Dendrobine promotes osteogenesis-angiogenesis in postmenopausal osteoporosis by inhibiting Hippo signaling pathway
摘要
Postmenopausal osteoporosis (PMOP) is a skeletal disorder marked by progressive bone mineral density decline and increased susceptibility to fractures. Accumulating evidence indicates that coupled osteogenesis and angiogenesis are indispensable for bone remodeling and repair. This study investigated the therapeutic potential of dendrobine in concurrently modulating osteogenic differentiation of bone marrow-derived mesenchymal stem cells (BMSCs) and angiogenic activity in the context of PMOP. BMSCs were isolated from Sprague-Dawley rats and rigorously characterized prior to experimentation.

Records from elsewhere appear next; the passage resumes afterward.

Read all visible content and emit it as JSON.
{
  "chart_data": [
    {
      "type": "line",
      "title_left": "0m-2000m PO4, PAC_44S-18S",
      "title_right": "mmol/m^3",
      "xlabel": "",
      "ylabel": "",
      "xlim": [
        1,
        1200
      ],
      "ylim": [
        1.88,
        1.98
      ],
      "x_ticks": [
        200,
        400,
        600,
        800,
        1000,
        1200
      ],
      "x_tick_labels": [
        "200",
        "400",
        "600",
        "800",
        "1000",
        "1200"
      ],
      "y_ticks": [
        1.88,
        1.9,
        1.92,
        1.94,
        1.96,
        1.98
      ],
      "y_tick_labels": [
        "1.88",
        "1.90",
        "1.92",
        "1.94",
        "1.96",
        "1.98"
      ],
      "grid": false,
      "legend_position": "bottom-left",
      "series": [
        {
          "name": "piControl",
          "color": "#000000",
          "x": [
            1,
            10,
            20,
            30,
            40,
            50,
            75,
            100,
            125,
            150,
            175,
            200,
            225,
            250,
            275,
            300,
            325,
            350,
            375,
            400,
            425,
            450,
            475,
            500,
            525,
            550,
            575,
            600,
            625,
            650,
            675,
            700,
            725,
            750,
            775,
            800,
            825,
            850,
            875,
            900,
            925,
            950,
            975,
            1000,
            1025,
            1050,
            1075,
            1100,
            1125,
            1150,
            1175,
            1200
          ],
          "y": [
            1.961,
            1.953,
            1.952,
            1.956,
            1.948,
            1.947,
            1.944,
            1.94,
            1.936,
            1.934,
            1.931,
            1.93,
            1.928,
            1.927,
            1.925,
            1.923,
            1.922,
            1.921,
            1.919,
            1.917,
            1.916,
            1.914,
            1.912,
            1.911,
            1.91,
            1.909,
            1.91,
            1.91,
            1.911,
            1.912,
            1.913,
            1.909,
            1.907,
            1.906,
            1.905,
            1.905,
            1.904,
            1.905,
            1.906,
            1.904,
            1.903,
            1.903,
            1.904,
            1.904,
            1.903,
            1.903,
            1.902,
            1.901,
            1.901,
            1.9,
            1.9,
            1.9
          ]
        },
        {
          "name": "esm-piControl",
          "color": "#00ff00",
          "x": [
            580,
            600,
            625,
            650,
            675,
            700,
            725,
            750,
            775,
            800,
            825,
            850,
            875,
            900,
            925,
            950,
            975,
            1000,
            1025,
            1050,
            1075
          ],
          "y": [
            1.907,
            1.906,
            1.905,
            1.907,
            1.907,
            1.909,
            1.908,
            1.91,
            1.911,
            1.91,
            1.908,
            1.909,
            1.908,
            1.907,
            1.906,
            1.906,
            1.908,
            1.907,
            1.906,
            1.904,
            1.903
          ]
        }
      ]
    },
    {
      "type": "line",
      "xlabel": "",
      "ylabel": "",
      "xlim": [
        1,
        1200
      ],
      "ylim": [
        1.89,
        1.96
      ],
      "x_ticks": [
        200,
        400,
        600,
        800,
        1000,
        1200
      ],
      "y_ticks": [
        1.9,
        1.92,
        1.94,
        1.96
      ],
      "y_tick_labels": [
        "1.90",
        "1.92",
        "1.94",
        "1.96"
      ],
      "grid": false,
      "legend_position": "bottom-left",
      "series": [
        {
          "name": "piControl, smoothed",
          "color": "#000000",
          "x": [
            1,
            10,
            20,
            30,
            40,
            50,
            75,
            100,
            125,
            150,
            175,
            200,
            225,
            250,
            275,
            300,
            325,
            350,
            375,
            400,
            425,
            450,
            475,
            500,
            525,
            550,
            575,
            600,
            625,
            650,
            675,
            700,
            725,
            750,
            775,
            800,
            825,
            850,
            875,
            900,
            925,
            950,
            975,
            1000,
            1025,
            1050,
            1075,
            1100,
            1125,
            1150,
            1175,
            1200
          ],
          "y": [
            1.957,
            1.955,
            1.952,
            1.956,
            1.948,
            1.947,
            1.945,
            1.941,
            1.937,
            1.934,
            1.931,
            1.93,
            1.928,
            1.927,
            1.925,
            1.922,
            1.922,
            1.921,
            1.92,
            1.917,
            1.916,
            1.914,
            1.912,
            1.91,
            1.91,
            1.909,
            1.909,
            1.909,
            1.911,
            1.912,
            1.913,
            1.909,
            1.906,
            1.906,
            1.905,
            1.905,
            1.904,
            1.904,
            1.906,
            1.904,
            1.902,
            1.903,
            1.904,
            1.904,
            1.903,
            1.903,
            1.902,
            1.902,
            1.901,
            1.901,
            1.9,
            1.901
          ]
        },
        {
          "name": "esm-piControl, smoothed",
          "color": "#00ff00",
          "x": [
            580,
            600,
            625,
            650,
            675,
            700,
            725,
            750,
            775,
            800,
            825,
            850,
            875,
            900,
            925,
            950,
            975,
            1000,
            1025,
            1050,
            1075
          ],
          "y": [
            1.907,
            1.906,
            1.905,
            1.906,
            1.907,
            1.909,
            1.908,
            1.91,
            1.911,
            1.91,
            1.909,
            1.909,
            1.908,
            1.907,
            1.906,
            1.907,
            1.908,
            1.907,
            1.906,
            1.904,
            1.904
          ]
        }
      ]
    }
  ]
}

Cell viability was quantified using CCK-8 assays, and apoptosis was assessed via flow cytometry. To evaluate angiogenesis, tube formation capacity was measured following coculture of BMSCs and human umbilical vein endothelial cells (HUVECs), and protein levels of angiogenic factors (VEGF, MMP2, and MMP9) were quantified by western blotting. Osteogenic differentiation was assessed by Alizarin red staining for mineralized nodule formation, ALP staining, and western blotting of osteogenic markers (Runx2, OCN, and OPN). Following PMOP modeling via bilateral ovariectomy (OVX), H&E staining and micro-computed tomography were conducted. Western blotting was performed to measure protein levels of core Hippo pathway components (Mst1, Lats1, Yap1, and Taz) in femoral bone tissue. Results showed that dendrobine significantly promoted BMSC viability and suppressed apoptosis in a dose-dependent manner. In BMSC-HUVEC cocultures, dendrobine markedly augmented tube formation and upregulated VEGF, MMP2, and MMP9. Concurrently, dendrobine enhanced osteogenic differentiation, as evidenced by increased ALP activity, enhanced mineralization, and elevated protein levels of Runx2, OCN, and OPN. In OVX rats, dendrobine treatment ameliorated trabecular bone loss and restored bone parameters toward sham levels. Consistently, dendrobine elevated the expression of osteogenic and angiogenic proteins in vivo. Moreover, dendrobine suppressed Mst1 and Lats1 expression while promoting Yap1 and Taz expression in OVX rats. In conclusion, dendrobine alleviates PMOP by coordinately enhancing osteogenesis and angiogenesis through inhibition of the Hippo pathway and subsequent activation of the Yap1/Taz signaling.